Rattrapée par ses premiers amours, Dina Jsr s’inscrit aux cours du soir d’ESMOD à Beyrouth : de stylisme et modélisme, il sera désormais question. « J’ai toujours continué à penser à la mode et au stylisme, même quand je dessinais des bijoux ou triais des papiers ; au contact de l’élégance naturelle et du glamour des soirées libanaises, créer des robes puis, un jour, ma propre collection m’a soudain paru évident ». Forte d’un stage de 10 mois chez Rabih Kayrouz qui la conduit à suivre la vie d’une collection des premières esquisses à la consécration du défilé parisien, elle s’inscrit dans sa suite et fait de l’architecture du vêtement son premier précepte. De l’importance des finitions et des détails, son deuxième.
Perfectionniste dans sa vision des choses, Dina investit un atelier où, en 8 mois à peine, elle finalise une première collection. Une collection qui, selon elle, « permet d’approcher le sentiment intérieur de se sentir fabuleuse, comme portée par une pièce unique ». On y verrait presque sa passion pour la joaillerie ressurgir en filigrane…
STYLE ‘Première Collection’
Si l’architecture accrocha l’oeil de Dina dès sa première arrivée à Londres, elle continue de lui coller à la rétine pour dicter la structure même de chaque silhouette qu’elle dessine. D’infimes volumes géométriques en organza font écho à l’enfilade des colonnes qui habitent le site de Baalbek. L’importance des mathématiques pour la cité de Byblos rythme les plissés récurrents qui campent une robe bustier. Le paysage de la mer et des îles face à la ville libanaise de Tripoli compose, petit-point par petit-point, une ondulation inhérente à la matière. Un coton perforé d’oeillets accentue les lignes affûtées d’une robe de cocktail parfaitement citadine et aguicheuse : dans son sillage, les nuits de Beyrouth se réveillent.
Mais surtout, Dina excelle à mélanger les matières et surfaces pour les réveiller au contact les unes des autres : coton stretch mercerisé et volutes de mousseline nuage, dentelle ramifiée et grandes longueurs de mousseline lamé argent tachées d’éclaboussures, plissés rigidifiés en triple organza et mousseline habitée de motifs évanescents.
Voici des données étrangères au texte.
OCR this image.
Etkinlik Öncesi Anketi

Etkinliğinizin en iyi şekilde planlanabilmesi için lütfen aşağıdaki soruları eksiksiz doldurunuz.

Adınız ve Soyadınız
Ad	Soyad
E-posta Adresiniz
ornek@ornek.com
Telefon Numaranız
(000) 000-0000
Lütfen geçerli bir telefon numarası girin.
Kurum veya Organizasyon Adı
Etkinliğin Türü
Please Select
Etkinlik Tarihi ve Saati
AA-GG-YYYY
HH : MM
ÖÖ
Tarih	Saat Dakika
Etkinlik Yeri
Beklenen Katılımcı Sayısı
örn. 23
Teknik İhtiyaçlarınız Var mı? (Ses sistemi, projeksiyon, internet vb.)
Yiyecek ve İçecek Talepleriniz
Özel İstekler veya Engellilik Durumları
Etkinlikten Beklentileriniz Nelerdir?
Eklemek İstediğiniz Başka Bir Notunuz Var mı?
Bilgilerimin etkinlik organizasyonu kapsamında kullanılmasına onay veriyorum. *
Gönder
En tutoyant pans d’organza rose fuchsia et paillettes jaune-acide, Dina Jsr travaille la couleur comme des pierres semi-précieuses. Elle imagine déjà que, dans ses prochaines collections, le bijou ira à la rencontre de la robe pour éveiller plus amont sa personnalité et structure. Que ses coupes, et découpes, se feront au laser pour gagner en précision. Que la simplicité sera sa règle d’or pour révéler l’architecture même du vêtement.